You might recognize some of (F)empower's members, including producer and songwriter Suzi Analogue; DJ Loka, who's set to play III Points next February; Internet Friends founder DJ Gami; and photographer Nicole Combeau, whose work explores "love, vulnerability, and a sense of connection through intimate portraiture and still life."
Aside from recruiting members and managing the collective's programming, Peña aims to build solidarity and a sense of community among femmes. Through her organization, she works to identify areas in Miami where she feels there's a void. Through the collective, the creatives find solutions that can meet those needs. "When I say recruiting femmes, it's like every person that joins the collective is an asset and is someone that will eventually share their skills for the greater good," Peña says.
Since the collective's inception, the group has hosted various community events, from FemGaze, the (F)empower's launch party that challenged sexist representations of women in media and culture, to their wildly successful eight-week Girls Can Spin 2 DJ Academy in collaboration with Art Cortex.
"[The] DJ courses [were] designed to empower femme music lovers by breaking down some of the barriers of entering this historically male-dominated field and teaching them the basics of the craft, ensuring femme perspectives are heard in nightlife spaces," Peña explains. These events, she says, keep her motivated to continue the collective. "The energy in the room [at (F)empower events] is like no other... You can see how empowered and free and liberated they are. There's love in the center of the room that just pours over us. That feeling will forever inspire me."

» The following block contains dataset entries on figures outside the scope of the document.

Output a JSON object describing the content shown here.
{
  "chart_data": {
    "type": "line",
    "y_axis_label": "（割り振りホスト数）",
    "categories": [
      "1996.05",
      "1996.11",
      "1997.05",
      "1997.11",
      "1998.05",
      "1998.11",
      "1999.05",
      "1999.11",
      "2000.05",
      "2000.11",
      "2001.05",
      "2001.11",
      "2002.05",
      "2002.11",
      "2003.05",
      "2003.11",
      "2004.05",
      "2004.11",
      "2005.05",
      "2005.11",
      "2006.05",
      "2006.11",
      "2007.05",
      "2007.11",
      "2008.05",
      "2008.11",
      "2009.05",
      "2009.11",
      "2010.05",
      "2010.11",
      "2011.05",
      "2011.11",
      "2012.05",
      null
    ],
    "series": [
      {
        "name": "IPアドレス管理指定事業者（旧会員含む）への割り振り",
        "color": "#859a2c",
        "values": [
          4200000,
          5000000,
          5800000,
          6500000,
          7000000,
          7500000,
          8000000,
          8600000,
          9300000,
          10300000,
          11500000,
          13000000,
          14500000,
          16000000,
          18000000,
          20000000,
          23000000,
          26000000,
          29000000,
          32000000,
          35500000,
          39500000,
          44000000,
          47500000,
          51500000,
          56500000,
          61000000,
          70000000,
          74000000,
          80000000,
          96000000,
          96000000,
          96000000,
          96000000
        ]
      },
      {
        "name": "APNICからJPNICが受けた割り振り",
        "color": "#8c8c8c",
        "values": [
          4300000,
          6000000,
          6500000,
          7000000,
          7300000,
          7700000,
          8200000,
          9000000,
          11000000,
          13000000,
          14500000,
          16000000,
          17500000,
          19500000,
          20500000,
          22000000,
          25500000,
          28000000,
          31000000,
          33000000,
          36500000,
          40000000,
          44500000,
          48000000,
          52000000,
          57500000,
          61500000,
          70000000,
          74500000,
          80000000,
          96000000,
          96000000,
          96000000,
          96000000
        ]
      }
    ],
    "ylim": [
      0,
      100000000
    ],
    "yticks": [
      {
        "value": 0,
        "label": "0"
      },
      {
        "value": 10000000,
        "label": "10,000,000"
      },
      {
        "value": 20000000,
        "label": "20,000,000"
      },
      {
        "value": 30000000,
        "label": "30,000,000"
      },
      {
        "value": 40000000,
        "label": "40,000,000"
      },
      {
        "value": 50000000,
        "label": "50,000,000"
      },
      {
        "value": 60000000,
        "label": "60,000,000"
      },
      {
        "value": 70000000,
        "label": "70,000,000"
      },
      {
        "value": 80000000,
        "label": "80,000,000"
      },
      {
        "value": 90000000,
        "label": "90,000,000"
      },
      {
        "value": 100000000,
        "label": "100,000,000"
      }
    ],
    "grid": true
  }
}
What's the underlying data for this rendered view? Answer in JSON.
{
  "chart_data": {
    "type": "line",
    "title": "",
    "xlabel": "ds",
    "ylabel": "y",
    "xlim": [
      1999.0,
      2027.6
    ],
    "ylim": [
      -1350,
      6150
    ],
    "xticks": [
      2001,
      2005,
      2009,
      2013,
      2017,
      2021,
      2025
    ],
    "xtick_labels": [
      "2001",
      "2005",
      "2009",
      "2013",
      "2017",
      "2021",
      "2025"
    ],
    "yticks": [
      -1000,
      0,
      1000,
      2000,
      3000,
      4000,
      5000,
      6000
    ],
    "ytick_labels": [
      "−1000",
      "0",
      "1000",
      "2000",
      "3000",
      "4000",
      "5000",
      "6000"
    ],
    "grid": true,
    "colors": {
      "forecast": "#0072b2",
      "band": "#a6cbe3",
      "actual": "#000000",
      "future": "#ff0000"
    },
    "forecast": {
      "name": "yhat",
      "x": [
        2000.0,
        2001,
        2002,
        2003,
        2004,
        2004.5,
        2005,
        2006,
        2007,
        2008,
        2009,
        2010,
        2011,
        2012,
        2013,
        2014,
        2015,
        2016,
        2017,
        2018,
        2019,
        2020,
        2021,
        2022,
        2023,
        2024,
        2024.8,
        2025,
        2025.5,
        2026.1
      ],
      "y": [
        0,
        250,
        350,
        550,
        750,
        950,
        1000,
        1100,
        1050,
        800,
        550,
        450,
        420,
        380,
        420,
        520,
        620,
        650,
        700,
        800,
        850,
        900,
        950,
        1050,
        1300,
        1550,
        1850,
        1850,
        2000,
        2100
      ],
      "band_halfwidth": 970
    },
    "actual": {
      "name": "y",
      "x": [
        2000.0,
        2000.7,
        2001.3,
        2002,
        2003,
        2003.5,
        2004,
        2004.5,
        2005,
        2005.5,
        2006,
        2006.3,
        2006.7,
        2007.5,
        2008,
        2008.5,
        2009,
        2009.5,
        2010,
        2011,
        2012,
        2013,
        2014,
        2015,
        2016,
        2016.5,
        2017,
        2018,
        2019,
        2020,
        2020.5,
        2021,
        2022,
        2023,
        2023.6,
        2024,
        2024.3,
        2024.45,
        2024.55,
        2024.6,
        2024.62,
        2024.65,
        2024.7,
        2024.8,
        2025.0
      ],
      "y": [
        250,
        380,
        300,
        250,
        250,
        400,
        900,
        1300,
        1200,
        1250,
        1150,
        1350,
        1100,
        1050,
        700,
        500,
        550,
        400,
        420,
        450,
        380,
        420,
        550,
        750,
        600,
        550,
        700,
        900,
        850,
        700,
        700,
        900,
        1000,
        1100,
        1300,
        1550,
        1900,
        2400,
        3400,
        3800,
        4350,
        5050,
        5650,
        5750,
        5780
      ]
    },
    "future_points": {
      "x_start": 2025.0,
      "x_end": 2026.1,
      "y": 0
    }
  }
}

The collective's site features an online directory of its members for those who want to work and collaborate with an all-femme team. "We're stronger together," Peña says. "One person's success does not mean you have less opportunity for success; it's actually the opposite. If one of us succeeds, we can all succeed." The collective works to support each member and expose more Miamians to its work.
Some of the collective's regular programming includes Liberation Book Club, facilitated by community organizers/poets Niki Franco and Zaina Alsous, which meets every Thursday. The community gardening club, Femme Fairy Garden, meets every Thursday and Sunday morning at Peña's home in Little Haiti led by landscape architect Ashley Varela.
Want to be a part of (F)empower? To join, interested applicants can fill out this form. But Peña says the public can also be a part of the (F)empower
She adds, "As Adrienne Maree Brown tweeted, 'We are currently living in someone else's imagination in the way that we are existing'... A lot of what (F)empower aims to do is imagine our own reality that is coming from our perspective and our imagination and creativity, and we're doing that through art."